This week a federal district court in Ohio ruled in favor of Mobilex USA (Mobilex), the country’s largest mobile medical imaging company, on a motion for summary judgment in a False Claims Act (FCA) suit filed by a former employee, Kevin P. McDonough. McDonough accused Mobilex of underpricing imaging services supplied to Medicare Part A beneficiaries so that it could obtain more lucrative Medicare Part B business. Mobilex bills nursing homes directly, based on negotiated contracted rates, for Medicare Part A services because the nursing homes receive a per diem payment that covers most services, including mobile imaging, furnished to Medicare Part A beneficiaries. The contracted rates typically are less than what Mobilex receives when it bills Medicare directly for Part B services. McDonough alleged that this scheme of underpricing one service to secure additional business – commonly referred to as “swapping” – violated the Anti-Kickback Statute (AKS), which in turn led to violations of the FCA.
Specifically, McDonough asserted that Mobilex priced Part A services below cost because it should have included certain overhead expenses, such as executive salaries and property costs. In other words, McDonough argued that the proper measure of costs is fully loaded or total costs. McDonough further claimed that, by excluding overhead costs, Mobilex kept its prices artificially low, which amounted to kickbacks to its clients. These kickbacks, in turn, encouraged clients to give their Medicare Part B business to Mobilex.
The court flatly rejected the notion that fully loaded or total costs is the only appropriate measure of costs in this context and pointed to another swapping case in which the court found that use of an incremental cost analysis to calculate anticipated profits was a permissible measure of costs. McDonough sought to rely on OIG Advisory Opinions (including 99-2 and 12-09) in which the OIG considered pricing below total costs to be “suspect” under the AKS in similar circumstances, but the court made clear that OIG Advisory Opinions do not establish “rules of decision” and do not receive “judicial deference.” Of note is the fact that OIG has previously stated, in a 2000 letter intended to clarify statements made in Advisory Opinion 99-13, that an AKS violation is “not determined by the size of the discount” but that a violation arises if the discount is “implicitly or explicitly tied to referrals of Federal business.”

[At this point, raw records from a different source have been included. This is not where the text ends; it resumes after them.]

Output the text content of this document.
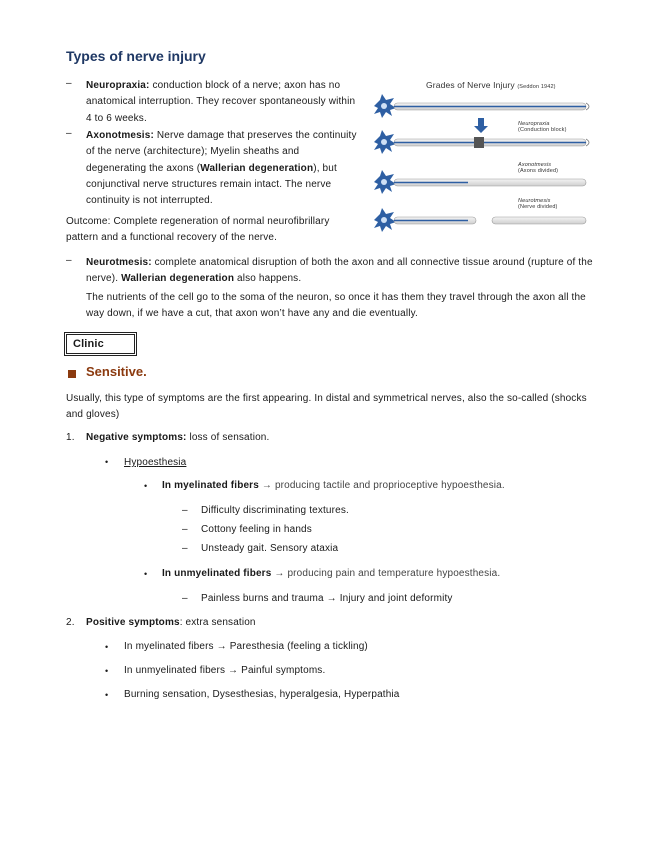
Types of nerve injury
Grades of Nerve Injury (Seddon 1942)
Neuropraxia
(Conduction block)
Axonotmesis
(Axons divided)
Neurotmesis
(Nerve divided)
– Neuropraxia: conduction block of a nerve; axon has no anatomical interruption. They recover spontaneously within 4 to 6 weeks.
– Axonotmesis: Nerve damage that preserves the continuity of the nerve (architecture); Myelin sheaths and degenerating the axons (Wallerian degeneration), but conjunctival nerve structures remain intact. The nerve continuity is not interrupted.
Outcome: Complete regeneration of normal neurofibrillary pattern and a functional recovery of the nerve.
– Neurotmesis: complete anatomical disruption of both the axon and all connective tissue around (rupture of the nerve). Wallerian degeneration also happens.
The nutrients of the cell go to the soma of the neuron, so once it has them they travel through the axon all the way down, if we have a cut, that axon won’t have any and die eventually.
Clinic
Sensitive.
Usually, this type of symptoms are the first appearing. In distal and symmetrical nerves, also the so-called (shocks and gloves)
1. Negative symptoms: loss of sensation.
• Hypoesthesia
• In myelinated fibers → producing tactile and proprioceptive hypoesthesia.
– Difficulty discriminating textures.
– Cottony feeling in hands
– Unsteady gait. Sensory ataxia
• In unmyelinated fibers → producing pain and temperature hypoesthesia.
– Painless burns and trauma → Injury and joint deformity
2. Positive symptoms: extra sensation
• In myelinated fibers → Paresthesia (feeling a tickling)
• In unmyelinated fibers → Painful symptoms.
• Burning sensation, Dysesthesias, hyperalgesia, Hyperpathia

Here, McDonough lacked any direct evidence of intent to violate the AKS, and the court refused his attempt to make a circumstantial case. In fact, the court noted that Mobilex made efforts to offer competitive prices that reflected the market, tracked costs as well as its profits and losses, and reviewed contracts when prices fell below a certain threshold, in an effort to ensure AKS compliance.
Although this one district court decision does not bind any other court – or the OIG – it does offer some helpful compliance guidance to independent laboratories, durable medical equipment suppliers, and other ancillary service providers who have client billing arrangements with, for example, hospitals, physician practices, or nursing homes. Regardless of whether fully loaded or incremental costs serve as the basis for setting rates to be offered to clients, an ancillary services provider should ensure that rates are fair market value, consistent with prices charged in the market, and established based on a documented method. In addition, client prices should never be based on a direct or indirect promise to refer other business covered by Medicare Part B. Finally, it is important to track whether client prices are resulting in profits or losses and to monitor contract prices to ensure they make good business sense. If contract prices are resulting in losses, the company should consider raising them to avoid risk under the AKS.